The introduction of excise tax aims to curb consumption of certain goods – those which are known to have negative health effects – by raising their cost. It is hoped that this will create savings in the state’s health care bill, though such an outcome is usually difficult to measure and may take a long time to materialise. The effects of VAT, meanwhile, are likely to be minimal overall, as basic food items and other necessities are usually not taxable, with health care and education exempted in most cases as well.
That said, consumers will naturally note a certain increase in prices, and it is well established that after the initial introduction of such taxes, consumers often decrease their purchases or defer them.
The same is also true for businesses. The introduction of VAT is likely to affect businesses in the short to medium term, namely from the perspective of cash flows, and in the potential impact on margins in some sectors, such as the banking industry, health care and compliance costs.
However, that impact can be minimal if – and only if – the implementation system in place is well designed, neutral and made easy to comply with.

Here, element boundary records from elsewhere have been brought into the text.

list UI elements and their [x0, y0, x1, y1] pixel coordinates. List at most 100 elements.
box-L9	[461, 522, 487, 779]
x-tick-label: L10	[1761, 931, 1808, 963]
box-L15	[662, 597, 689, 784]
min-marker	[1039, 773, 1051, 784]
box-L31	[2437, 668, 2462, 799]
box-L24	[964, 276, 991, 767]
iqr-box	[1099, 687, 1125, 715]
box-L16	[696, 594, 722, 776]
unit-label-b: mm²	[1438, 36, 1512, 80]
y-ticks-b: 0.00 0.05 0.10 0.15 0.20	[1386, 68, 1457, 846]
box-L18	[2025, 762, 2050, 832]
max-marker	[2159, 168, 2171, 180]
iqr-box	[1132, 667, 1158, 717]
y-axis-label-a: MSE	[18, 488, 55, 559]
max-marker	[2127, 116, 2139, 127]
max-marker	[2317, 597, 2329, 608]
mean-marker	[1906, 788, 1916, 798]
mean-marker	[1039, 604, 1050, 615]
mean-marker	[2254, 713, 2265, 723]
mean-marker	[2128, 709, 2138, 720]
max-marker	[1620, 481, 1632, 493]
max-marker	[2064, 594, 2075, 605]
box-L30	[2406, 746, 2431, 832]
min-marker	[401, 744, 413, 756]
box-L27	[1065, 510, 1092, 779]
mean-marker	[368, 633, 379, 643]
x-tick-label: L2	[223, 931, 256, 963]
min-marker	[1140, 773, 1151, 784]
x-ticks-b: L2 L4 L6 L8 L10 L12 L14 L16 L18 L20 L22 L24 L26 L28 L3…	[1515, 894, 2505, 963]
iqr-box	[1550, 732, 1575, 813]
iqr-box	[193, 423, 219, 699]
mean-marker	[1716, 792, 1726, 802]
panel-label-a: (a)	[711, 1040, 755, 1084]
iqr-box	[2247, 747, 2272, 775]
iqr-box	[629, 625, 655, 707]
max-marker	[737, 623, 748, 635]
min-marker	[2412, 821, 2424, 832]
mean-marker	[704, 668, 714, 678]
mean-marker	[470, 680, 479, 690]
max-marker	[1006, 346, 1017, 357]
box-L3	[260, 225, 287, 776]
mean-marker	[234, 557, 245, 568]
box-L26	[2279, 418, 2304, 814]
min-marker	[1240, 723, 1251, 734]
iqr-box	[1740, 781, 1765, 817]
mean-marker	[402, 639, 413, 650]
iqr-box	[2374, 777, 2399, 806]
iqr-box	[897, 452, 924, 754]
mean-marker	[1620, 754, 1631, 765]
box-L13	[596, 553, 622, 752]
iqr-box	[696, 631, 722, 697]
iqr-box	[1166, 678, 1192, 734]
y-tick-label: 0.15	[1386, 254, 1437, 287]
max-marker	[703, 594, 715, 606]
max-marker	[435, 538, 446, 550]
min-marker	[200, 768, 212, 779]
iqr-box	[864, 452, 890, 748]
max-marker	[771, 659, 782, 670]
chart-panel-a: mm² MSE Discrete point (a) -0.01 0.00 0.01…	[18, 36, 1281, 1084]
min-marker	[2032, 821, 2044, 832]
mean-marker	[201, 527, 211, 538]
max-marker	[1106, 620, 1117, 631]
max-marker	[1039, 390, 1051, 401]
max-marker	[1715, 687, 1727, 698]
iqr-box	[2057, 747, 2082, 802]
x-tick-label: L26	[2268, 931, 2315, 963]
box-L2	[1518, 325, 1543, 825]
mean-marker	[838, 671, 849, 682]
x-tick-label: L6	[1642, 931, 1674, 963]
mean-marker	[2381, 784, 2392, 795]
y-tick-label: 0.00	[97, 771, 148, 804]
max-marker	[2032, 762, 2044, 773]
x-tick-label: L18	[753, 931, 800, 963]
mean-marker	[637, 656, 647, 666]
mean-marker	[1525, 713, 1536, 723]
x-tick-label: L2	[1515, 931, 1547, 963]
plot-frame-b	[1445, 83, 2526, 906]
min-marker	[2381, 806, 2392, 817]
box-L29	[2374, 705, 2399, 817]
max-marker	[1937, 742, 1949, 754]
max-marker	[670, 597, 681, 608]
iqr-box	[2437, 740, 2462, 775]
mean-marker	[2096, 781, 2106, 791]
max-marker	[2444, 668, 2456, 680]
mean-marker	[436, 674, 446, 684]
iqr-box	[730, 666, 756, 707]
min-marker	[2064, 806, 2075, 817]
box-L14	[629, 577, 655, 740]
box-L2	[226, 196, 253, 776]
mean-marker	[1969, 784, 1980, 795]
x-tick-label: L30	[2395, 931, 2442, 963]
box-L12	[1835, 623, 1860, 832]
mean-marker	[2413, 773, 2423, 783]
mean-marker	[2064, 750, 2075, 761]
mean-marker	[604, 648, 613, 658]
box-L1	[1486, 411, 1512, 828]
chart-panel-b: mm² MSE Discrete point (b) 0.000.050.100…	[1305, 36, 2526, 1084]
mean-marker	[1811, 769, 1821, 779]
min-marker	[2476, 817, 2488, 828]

How can authorities ensure that the new indirect taxes are not viewed as regressive?
ABOUNASR: The introduction of any measure by a government entity must be supported by clear and effective communication. It is highly recommended that the government organises ways to raise awareness of the new taxes among the population. This could be done through the Chamber of Commerce, universities, incubation centres and other educational channels, seminars and workshops.
A clear and comprehensive communications campaign about the benefits of the tax should also be rolled out, as it is important for the government to demonstrate why the tax is being brought in, and for what purpose the funds are being levied. It is beneficial to demonstrate to the public the utility of such taxes and what programmes they will be used to fund.